Location: Water Management and Systems ResearchTitle: Satellite irrigation management support with the terrestrial observation and prediction system: A framework for integration of satellite & surface observations to support improvements in agricultural water resource management
|Melton, Forrest - California State University|
|Johnson, Lee - National Aeronautics And Space Administration (NASA)|
|Lund, Chris - California State University|
|Pierce, Lars - California State University|
|Michaelis, Andrew - California State University|
|Hiatt, Samuel - California State University|
|Guzman, Alberto - California State University|
|Adhikari, Diganta - California State University|
|Prudy, Adam - California State University|
|Rosevelt, Carolyn - California State University|
|Votava, Kpetr - California State University|
|Temesgen, Bekele - California Department Of Water Resources|
|Frame, Kent - California Department Of Water Resources|
|Sheffner, Edwin - National Aeronautics And Space Administration (NASA)|
|Nemani, Ramakrishna - National Aeronautics And Space Administration (NASA)|
Submitted to: IEEE Journal of Selected Topics in Applied Earth Observations and Remote Sensing
Publication Type: Peer Reviewed Journal
Publication Acceptance Date: 5/1/2012
Publication Date: 12/1/2012
Citation: Melton, F., Johnson, L., Lund, C., Pierce, L., Michaelis, A., Hiatt, S., Guzman, A., Adhikari, D., Prudy, A.J., Rosevelt, C., Votava, K., Trout, T.J., Temesgen, B., Frame, K., Sheffner, E., Nemani, R. 2012. Satellite irrigation management support with the terrestrial observation and prediction system: A framework for integration of satellite & surface observations to support improvements in agricultural water resource management. IEEE Journal of Selected Topics in Applied Earth Observations and Remote Sensing. 5(6): 1709–1721.
Interpretive Summary: TOPS-SIMS employs a “system of systems” approach and applies the TOPS modeling framework to ingest observations from satellite and surface sensor networks to provide new data and information products to agricultural producers and water managers via easily accessible web interfaces and web services. The current framework provides capabilities for near real-time mapping of indicators of crop canopy development and crop water consumption at field scales over 6 million ha of California farmland. Integration of satellite-derived estimates of basal crop evapotranspiration with observations of soil moisture from surface sensor networks offers promise for supporting agricultural producers and water managers working to optimize management of agricultural water resources. Use of the NEX computing architecture enables rapid processing of large volumes of satellite data and facilitates implementation of TOPS-SIMS over regions potentially as large as the western U.S. TOPS-SIMS is designed to integrate additional models and data services to support forecasting of crop irrigation requirements at weekly to seasonal lead times, and concurrent modeling of actual and potential evapotranspiration. Future integration of observations from a constellation of moderate resolution satellites would support further improvements in the frequency and long-term operational reliability of satellite-derived estimates of evapotranspiration and other hydrologic parameters.

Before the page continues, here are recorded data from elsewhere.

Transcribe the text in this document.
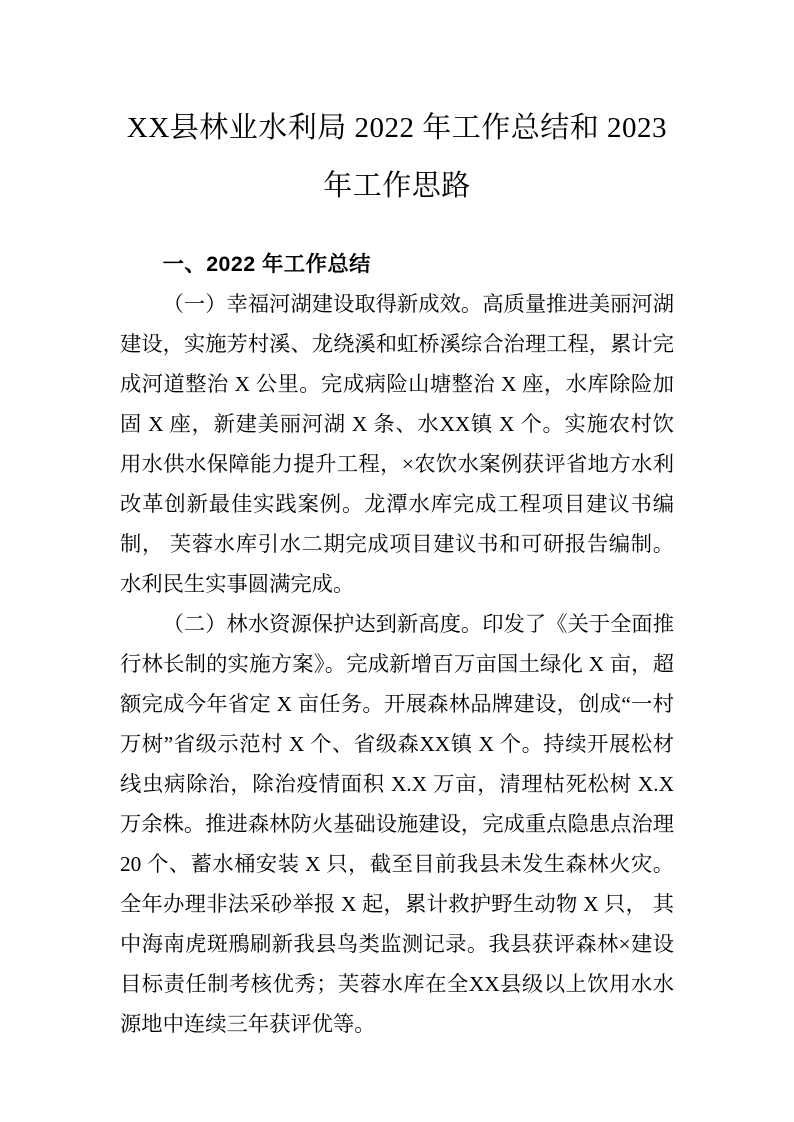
XX县林业水利局 2022 年工作总结和 2023
年工作思路
一、2022 年工作总结

（一）幸福河湖建设取得新成效。高质量推进美丽河湖建设，实施芳村溪、龙绕溪和虹桥溪综合治理工程，累计完成河道整治 X 公里。完成病险山塘整治 X 座，水库除险加固 X 座，新建美丽河湖 X 条、水XX镇 X 个。实施农村饮用水供水保障能力提升工程，×农饮水案例获评省地方水利改革创新最佳实践案例。龙潭水库完成工程项目建议书编制， 芙蓉水库引水二期完成项目建议书和可研报告编制。水利民生实事圆满完成。

（二）林水资源保护达到新高度。印发了《关于全面推行林长制的实施方案》。完成新增百万亩国土绿化 X 亩，超额完成今年省定 X 亩任务。开展森林品牌建设，创成“一村万树”省级示范村 X 个、省级森XX镇 X 个。持续开展松材线虫病除治，除治疫情面积 X.X 万亩，清理枯死松树 X.X 万余株。推进森林防火基础设施建设，完成重点隐患点治理 20 个、蓄水桶安装 X 只，截至目前我县未发生森林火灾。全年办理非法采砂举报 X 起，累计救护野生动物 X 只， 其中海南虎斑鳽刷新我县鸟类监测记录。我县获评森林×建设目标责任制考核优秀；芙蓉水库在全XX县级以上饮用水水源地中连续三年获评优等。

Technical Abstract: In California and other regions vulnerable to water shortages, satellite-derived estimates of key hydrologic parameters can support agricultural producers and water managers in maximizing the benefits of available water supplies. The Satellite Irrigation Management Support (SIMS) project combines NASA's Terrestrial Observation and Prediction System (TOPS), Landsat and MODIS satellite imagery, and surface sensor networks to map indicators of crop irrigation demand and develop information products to support irrigation management and other water use decisions. TOPS-SIMS provides the computing and data processing systems required to support automated, near real-time integration of observations from satellite and surface sensor networks, and generates data and information in formats that are convenient for agricultural producers, water managers, and other end users. Using the TOPS modeling framework to integrate data from multiple sensor networks in near real-time, SIMS currently maps crop fractional cover, basal crop coefficients, and basal crop evapotranspiration. Map products are generated at 30 meter resolution on a daily basis over approximately 6 million ha of California farmland. TOPS-SIMS is a fully operational prototype, and a publicly available beta-version of the web interface is being pilot tested by farmers, irrigation consultants, and water managers in California. Data products are distributed via dynamic web services, which support both visual mapping and time-series queries, to allow users to obtain information on spatial and temporal patterns in crop canopy development and water requirements. As part of the TOPS-SIMS project, wireless sensor networks and surface renewal instrumentation have also been deployed on several commercial farms to monitor evapotranspiration and soil moisture, and provide data for use in verification of TOPS-SIMS estimates. TOPS-SIMS is an application framework that demonstrates the value of integrating multi-disciplinary Earth observation systems to provide benefits for water resource management.